A question I have been grappling with for quite some time is why people get praise/admiration for working long hours. One reason I believe is because it’s easy to quantify hard work. “I’ve worked 12-hour days since I can remember,” is basically saying “I hustle 100% of the time.” But scientists have found that working non-stop is bad for us, and we’re really only capable of a maximum of 45 hours of productivity a week. So why then do people continue to “work hard.”
Working Smart Isn’t as Rewarding
When I have my best workdays, Pareto efficient, I knock a ton of stuff off the to-do list. I also find my best days are when I work eight hours or less, but cram a ton into the day. A lot of times, at the end of the day, I might knock a lot off my to-do list, but a nagging feeling of “I could’ve done more” remains.
I believe part of that is we’ve been trained to believe hours quantify success. It’s believed the person who puts in the most hours is the person most passionate about what they’re doing, and thus, eventually, they’ll lead a path to success. At the end of the day, the person burning the midnight oil to achieve their goal can quantify how much time they spent producing their outputs.

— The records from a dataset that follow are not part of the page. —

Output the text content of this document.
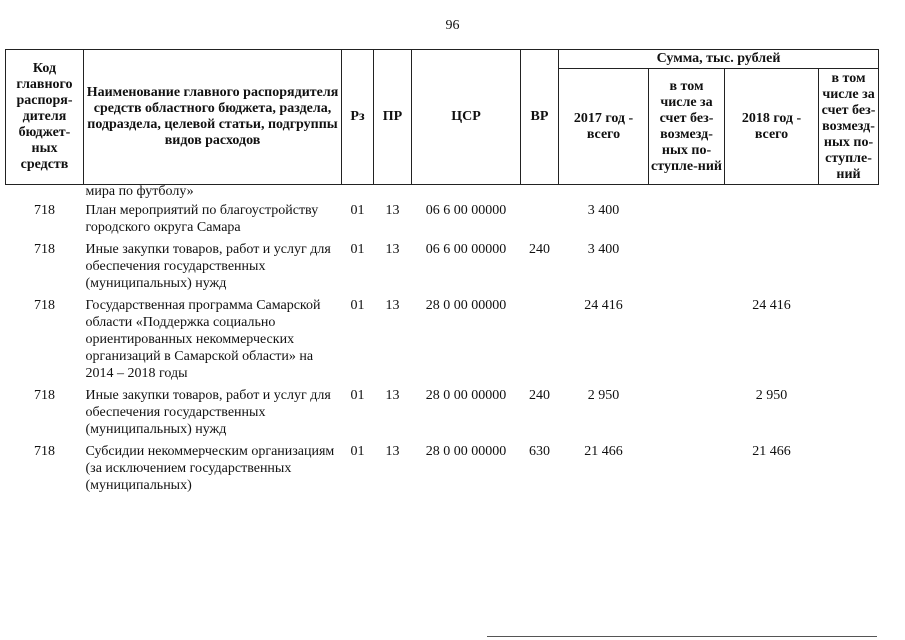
96
Код главного распоря-дителя бюджет-ных средств	Наименование главного распорядителя средств областного бюджета, раздела, подраздела, целевой статьи, подгруппы видов расходов	Рз	ПР	ЦСР	ВР	Сумма, тыс. рублей			
						2017 год - всего	в том числе за счет без-возмезд-ных по-ступле-ний	2018 год - всего	в том числе за счет без-возмезд-ных по-ступле-ний
	мира по футболу»								
718	План мероприятий по благоустройству городского округа Самара	01	13	06 6 00 00000		3 400			
718	Иные закупки товаров, работ и услуг для обеспечения государственных (муниципальных) нужд	01	13	06 6 00 00000	240	3 400			
718	Государственная программа Самарской области «Поддержка социально ориентированных некоммерческих организаций в Самарской области» на 2014 – 2018 годы	01	13	28 0 00 00000		24 416		24 416	
718	Иные закупки товаров, работ и услуг для обеспечения государственных (муниципальных) нужд	01	13	28 0 00 00000	240	2 950		2 950	
718	Субсидии некоммерческим организациям (за исключением государственных (муниципальных)	01	13	28 0 00 00000	630	21 466		21 466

Conversely, when we spend time working smart, it’s much harder to quantify work. A lot of my working smart projects take time, they’re long-term projects, and the bearer of success on these projects is far off (a month, three months, even a year or two away). This means when I work smart I (a) don’t know if my work will lead to success, and (b) what quantifies as rewarding. I try to make the quantifier on how good I feel, but it’s far more ambiguous than “I worked 12 hours today.”
Work Smart, Feel Accomplished, Live for Tomorrow
Although it’s counterintuitive to the daily “hustlers,” I have a mindset to work smart, feel accomplished, and live for tomorrow. Each day is both a fight for the best outcome for today, but also striving for a better, energized tomorrow. There isn’t a quantifier that I can reference to know if I’m going in the right direction beyond “this feels right,” but that’s all I can go off of.
If I don’t keep the work smart, feel accomplished, and live for tomorrow mindset, then I fall into the trap of working “hard” for the sake of working hard. For me, I want an accomplished life, but I refuse to make the quantifier the hours I work. Instead, I try to quantify my life in the way that I feel, as hard as that is to judge.